С другой стороны, само это изъятие парадоксальным образом осуществляется ради возвращения текста в поток письма, ради восстановления его «подручности». Мы правим для того, чтобы текст снова стал прозрачным и снова заработал как медиум смысла. Правка оказывается своего рода заботой о письме, обеспечивающей его непрерывность.
Таким образом, текст в процессе правки проявляется как нечто двойственное, осциллирующее между «подручностью» и «наличностью», между вовлечённостью в поток становления и выпадением в моменты застывшей данности, когда он выступает как объект критического внимания; он и «готов к использованию», и проблематизирован в своей «готовности». Эта двойственность, возможно, отражает фундаментальную двойственность самого языка, который, по Хайдеггеру, всегда и «принадлежит» нам, и «господствует» над нами. В правке эта двойственность становится явной, ощутимой — как постоянное колебание между послушностью и сопротивлением текста, между его служебностью и самостоятельностью.
Сохраненный же текст, текст-для-чтения, напротив, близок к модусу «наличия». Он выступает как завершённый артефакт, предлагающий себя для созерцания и интерпретации. Он уже не орудие письма, а предмет чтения, рефлексии, критики. Самое интересное, впрочем, начинается, когда мы всматриваемся в переход между этими состояниями. Ведь процессуальный текст не застывает в «наличии», а всегда готов снова стать «подручным», вовлекаясь в процесс переписывания. И наоборот, момент сохранения, паузы в правке — это всегда моментальная «наличность», приостановка творческого потока.
Каждый переход здесь — от правки к сохранению и обратно — оказывается микрособытием, переключением экзистенциальных регистров. Более того, сама процессуальность текста, его незавершённость и открытость трансформациям, может быть понята как своего рода сопротивление чистой «наличности», чистой объектности. Процессуальный текст как бы не даёт себе застыть в статусе готового произведения, всегда сохраняет измерение «подручности», вовлечённости в становление. В процессе правки текст не является однозначно ни «подручным», ни «наличным» — он являет собой живую, динамическую игру этих двух модусов, их непрерывный взаимопереход.
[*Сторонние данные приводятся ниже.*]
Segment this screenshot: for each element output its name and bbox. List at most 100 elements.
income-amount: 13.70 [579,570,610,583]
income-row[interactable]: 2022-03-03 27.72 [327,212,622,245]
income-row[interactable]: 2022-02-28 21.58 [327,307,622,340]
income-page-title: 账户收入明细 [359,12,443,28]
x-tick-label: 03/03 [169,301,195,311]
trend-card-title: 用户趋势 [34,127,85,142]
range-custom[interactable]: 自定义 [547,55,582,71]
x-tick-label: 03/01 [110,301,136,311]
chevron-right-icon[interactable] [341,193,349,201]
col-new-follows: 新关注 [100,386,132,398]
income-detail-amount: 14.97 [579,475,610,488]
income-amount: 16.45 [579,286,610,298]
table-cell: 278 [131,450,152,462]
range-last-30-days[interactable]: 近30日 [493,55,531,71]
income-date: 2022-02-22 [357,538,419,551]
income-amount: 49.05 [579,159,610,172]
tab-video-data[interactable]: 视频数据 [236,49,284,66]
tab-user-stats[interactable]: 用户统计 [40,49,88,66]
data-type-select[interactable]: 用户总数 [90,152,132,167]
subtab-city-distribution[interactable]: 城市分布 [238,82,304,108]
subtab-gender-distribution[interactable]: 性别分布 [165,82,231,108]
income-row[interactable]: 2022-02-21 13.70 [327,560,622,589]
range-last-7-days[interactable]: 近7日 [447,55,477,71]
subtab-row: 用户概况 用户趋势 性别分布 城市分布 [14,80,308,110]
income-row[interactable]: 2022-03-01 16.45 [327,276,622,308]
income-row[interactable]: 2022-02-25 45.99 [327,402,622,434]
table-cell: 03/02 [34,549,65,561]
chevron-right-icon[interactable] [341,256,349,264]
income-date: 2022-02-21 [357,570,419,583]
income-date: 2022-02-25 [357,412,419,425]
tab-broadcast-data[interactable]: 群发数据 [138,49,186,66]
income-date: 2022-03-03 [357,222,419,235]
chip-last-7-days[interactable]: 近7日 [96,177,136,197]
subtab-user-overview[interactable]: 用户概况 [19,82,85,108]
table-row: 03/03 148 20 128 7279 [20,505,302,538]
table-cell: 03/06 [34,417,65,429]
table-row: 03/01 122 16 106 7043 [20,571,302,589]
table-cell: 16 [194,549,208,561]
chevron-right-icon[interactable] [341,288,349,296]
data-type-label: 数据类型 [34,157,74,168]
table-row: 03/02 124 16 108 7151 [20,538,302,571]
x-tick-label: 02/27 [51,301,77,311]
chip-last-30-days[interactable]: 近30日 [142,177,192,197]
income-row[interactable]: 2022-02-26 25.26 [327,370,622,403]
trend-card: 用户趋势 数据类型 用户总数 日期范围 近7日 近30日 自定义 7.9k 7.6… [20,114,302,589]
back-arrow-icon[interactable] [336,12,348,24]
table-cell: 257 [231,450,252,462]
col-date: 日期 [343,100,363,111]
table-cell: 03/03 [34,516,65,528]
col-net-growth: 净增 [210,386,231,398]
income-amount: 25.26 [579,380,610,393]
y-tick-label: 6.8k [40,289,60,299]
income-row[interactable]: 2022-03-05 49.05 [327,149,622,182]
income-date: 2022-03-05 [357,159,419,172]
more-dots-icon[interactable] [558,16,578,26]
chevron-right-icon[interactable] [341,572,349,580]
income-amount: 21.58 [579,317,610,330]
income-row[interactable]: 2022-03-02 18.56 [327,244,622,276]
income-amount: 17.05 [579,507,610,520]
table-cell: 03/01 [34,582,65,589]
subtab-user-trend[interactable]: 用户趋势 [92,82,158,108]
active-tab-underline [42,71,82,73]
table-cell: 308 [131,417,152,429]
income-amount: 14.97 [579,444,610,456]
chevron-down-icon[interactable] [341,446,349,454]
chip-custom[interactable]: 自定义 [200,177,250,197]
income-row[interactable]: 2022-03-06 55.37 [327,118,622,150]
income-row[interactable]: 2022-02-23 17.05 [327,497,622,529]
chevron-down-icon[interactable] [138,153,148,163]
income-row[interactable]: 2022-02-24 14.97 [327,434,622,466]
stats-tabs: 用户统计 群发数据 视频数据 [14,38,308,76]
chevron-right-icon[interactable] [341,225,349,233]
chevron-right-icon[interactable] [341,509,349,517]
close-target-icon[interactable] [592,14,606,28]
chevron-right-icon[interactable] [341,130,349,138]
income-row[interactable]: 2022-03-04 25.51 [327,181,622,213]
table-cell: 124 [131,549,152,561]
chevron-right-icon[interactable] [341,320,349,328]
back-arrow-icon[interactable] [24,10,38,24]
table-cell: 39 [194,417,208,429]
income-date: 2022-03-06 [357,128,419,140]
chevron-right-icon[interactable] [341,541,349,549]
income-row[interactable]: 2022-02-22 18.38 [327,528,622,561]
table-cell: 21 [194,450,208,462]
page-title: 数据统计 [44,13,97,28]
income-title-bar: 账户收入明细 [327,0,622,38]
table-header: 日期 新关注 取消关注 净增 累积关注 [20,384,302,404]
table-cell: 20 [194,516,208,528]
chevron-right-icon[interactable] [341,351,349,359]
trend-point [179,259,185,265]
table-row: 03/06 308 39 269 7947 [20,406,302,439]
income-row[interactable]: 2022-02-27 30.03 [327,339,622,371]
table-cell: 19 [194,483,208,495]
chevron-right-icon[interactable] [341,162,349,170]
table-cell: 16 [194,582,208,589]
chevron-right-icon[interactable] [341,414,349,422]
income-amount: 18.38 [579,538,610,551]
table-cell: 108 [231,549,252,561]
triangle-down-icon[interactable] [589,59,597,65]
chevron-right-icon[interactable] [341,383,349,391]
И в этой игре, быть может, и заключается особая истина правки как литературной и экзистенциальной практики, «поэтического мышления», о котором говорил Хайдеггер. Мышления, которое не стремится подчинить язык своим концептуальным схемам, но и не растворяется пассивно в его стихии — а находит срединный путь со-ответствия, со-звучия с языком. И правка оказывается привилегированным пространством такого мышления, где язык обнаруживает свою истину в зазоре между «подручным» и «наличным».
Наша гипотетическая платформа процессуального письма воплощала бы онтологию текучести, в которой текст никогда не застывает в своей завершённой данности, а всегда остаётся на пути к самому себе, всегда чреват возможностью собственного переписывания. И работа с таким текстом, соучастие в его становлении становится для автора и читателя экзистенциальной практикой, способом обитания в пространстве непрерывных трансформаций.
Хайдеггер говорил, что язык — это «дом бытия». Быть может, процессуальное письмо, понятое в контексте различения «подручности» и «наличности», позволяет нам по-новому осмыслить это хайдеггеровское определение. Язык здесь — не незыблемое здание, а динамичная среда, в которой мы постоянно достраиваем и перестраиваем своё обитание. И текст — не монумент, а живая ткань этого обитания, пребывающая в непрерывном процессе перекраивания и пересшивания.
Возможно, именно такой опыт письма наиболее точно соответствуют тому пониманию языка и поэзии, которое мы находим у Хайдеггера. Пониманию, согласно которому поэтическое слово — это не застывший артефакт, а живое событие, просвет бытия, требующий нашего постоянного соучастия и экзистенциального осуществления.